Так, в конечном случае благополучно – и даже намного более того – закончилось и второе мое столкновение на путях познания с лягушками. Диссертация моя была написана и защищена, правда с опозданием против сроков аспирантуры и с некоторым дополнительным приключением в высоких стенах ВАК (Высшей аттестационной комиссии), но это, как говорится, была уже совершенно другая история.

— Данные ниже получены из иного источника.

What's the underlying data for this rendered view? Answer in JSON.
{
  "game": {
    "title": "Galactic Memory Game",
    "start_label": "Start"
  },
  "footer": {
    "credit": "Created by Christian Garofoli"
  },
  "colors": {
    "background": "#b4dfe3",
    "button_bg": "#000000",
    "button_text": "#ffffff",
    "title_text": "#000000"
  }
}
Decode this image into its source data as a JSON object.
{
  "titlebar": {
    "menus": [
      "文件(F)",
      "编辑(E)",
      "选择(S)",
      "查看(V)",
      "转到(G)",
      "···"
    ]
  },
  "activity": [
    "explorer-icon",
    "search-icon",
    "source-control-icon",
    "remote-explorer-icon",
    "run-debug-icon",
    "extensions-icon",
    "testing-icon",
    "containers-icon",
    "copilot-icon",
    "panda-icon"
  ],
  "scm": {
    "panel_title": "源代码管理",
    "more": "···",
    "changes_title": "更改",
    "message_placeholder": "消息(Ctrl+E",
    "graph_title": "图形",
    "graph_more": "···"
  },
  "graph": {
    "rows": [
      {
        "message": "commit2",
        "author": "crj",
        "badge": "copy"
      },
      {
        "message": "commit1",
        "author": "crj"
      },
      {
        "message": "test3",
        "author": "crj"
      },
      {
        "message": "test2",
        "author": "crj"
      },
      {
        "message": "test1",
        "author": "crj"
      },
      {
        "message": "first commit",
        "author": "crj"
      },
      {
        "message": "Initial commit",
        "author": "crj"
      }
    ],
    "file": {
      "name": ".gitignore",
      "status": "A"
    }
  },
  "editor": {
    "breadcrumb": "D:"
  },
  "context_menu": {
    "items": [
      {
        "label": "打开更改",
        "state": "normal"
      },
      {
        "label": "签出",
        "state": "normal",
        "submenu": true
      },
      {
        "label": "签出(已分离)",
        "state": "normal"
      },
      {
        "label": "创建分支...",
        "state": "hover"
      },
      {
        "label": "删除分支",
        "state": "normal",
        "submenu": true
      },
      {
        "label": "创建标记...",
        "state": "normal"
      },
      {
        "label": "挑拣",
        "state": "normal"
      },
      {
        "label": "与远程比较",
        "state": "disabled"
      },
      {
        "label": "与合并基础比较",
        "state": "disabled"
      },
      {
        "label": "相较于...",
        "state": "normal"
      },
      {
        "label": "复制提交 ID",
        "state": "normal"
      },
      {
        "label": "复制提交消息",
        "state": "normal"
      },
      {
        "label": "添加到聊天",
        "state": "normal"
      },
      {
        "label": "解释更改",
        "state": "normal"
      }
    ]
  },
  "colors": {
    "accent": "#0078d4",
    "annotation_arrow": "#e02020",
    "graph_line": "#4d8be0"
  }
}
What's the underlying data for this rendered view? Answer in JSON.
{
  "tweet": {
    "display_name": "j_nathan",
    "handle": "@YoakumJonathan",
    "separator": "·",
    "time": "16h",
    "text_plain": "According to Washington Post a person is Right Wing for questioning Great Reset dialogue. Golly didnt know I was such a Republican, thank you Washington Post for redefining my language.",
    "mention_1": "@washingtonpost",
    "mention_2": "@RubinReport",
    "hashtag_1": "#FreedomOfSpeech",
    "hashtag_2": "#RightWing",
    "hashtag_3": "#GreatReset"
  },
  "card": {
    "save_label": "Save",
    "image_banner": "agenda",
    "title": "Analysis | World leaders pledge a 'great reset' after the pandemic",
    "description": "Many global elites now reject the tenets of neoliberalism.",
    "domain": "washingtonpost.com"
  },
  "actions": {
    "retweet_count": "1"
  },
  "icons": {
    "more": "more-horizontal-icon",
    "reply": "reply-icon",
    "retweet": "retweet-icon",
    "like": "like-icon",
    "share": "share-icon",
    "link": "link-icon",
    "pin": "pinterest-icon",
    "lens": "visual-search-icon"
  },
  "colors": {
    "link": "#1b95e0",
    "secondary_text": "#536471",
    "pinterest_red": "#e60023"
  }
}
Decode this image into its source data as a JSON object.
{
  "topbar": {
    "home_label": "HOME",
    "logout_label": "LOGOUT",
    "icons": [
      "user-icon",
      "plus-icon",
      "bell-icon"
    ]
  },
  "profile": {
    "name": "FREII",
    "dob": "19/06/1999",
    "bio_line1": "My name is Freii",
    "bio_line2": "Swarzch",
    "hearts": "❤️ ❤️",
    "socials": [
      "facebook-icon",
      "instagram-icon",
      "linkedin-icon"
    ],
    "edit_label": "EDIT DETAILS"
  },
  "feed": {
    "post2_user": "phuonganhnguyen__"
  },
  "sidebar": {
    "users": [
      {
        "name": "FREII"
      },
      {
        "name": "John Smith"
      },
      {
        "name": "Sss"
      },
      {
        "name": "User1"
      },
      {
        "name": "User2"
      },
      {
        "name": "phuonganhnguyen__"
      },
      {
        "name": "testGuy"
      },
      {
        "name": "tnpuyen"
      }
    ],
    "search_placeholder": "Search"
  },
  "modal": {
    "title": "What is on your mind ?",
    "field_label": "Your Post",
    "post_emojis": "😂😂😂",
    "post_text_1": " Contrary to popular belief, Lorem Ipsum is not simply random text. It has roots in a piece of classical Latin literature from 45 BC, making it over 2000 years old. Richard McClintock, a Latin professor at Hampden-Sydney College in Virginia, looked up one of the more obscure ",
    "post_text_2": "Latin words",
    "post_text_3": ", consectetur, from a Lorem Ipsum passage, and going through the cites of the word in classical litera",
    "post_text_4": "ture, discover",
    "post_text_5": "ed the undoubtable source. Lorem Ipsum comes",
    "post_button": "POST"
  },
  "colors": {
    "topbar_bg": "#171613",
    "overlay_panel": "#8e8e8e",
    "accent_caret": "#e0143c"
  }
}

Если же сойти с тернистых путей познания, на которых я однажды столкнулась с лягушками, то в общем я люблю лягушек, как многое живое. Ну, конечно, намного меньше, чем кошек и собак, но намного больше, чем разных там червей и гусениц. У меня даже и стишок про лягушек как-то сочинился – летом, все в том же Киреевске, на берегу Оби:

 

В моей времянке – погребушке,

Где знойным летом прячу харч,

Возьми и заведись лягушки,

Две надоедливых квакушки…

Ну что мне делать? Ну хоть плачь…

Боюсь задеть их половицей,

Боюсь, что влезут в сыр и хлеб…

Но – где ж от зноя им укрыться?

Плесну, однако, чуть водицы

Им в погребок… ему в ущерб…

 

Се ля ви… Такова жизнь… А вы говорите: при чем тут лягушки?..

 

1 Доклады и сообщения, прочитанные на научной конференции по языкознанию в июне 1951 года в Московском ордена Ленина государственном университете им. М.В. Ломоносова. – М., 1952.